After the battle of Midway where the Imperial navy suffered a catastrophic defeat, the Japanese had great difficulty in transporting men and material to Burma, where the Imperial army was fighting the British Indian army by sea, as their carrier fleet had been annihilated. This led them to plan to construct a rail line through the thick jungles to Rangoon. It was an arduous task and the Japanese thought it fit to use Allied Prisoners of War as labor for this construction. One of the most difficult stretches was across the river at Kwai. All around the river there were dense tropical forests and cutting through the forest and constructing the bridge over the river was a very difficult task.
The Japanese had a paucity of time and they wanted the bridge and rail line ready in as a short time as possible. this led a very harsh regimen for the prisoners who were made to work 12 hours a day with hardly any food to eat. This aspect of Japanese character has baffled me as they studiously ignored the Geneva Convention on POWs.
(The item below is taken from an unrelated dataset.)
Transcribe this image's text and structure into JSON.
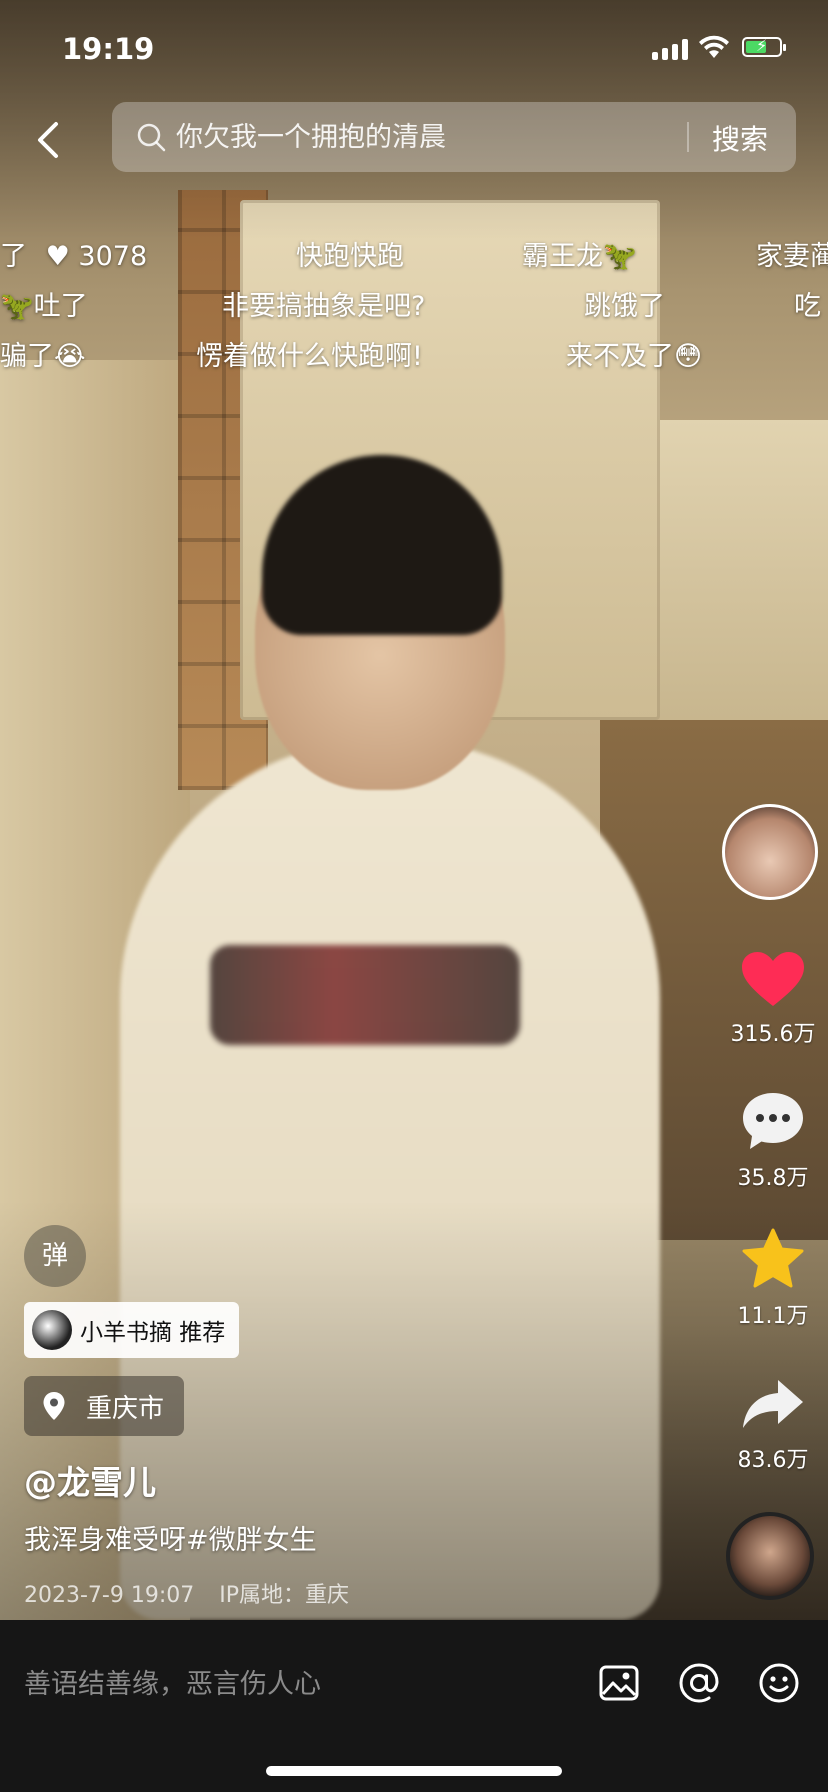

The Japanese soldiers overseeing the construction treated the prisoners badly and many died during the course of the construction. it was a terrible time and after the war, the Allies tried many of the Imperial army officers and soldiers and hanged many of them.
The Bridge is still there and is a tourist site. There is also an excellent museum that showcases the construction of the bridge. All in all, it’s a place worth visiting.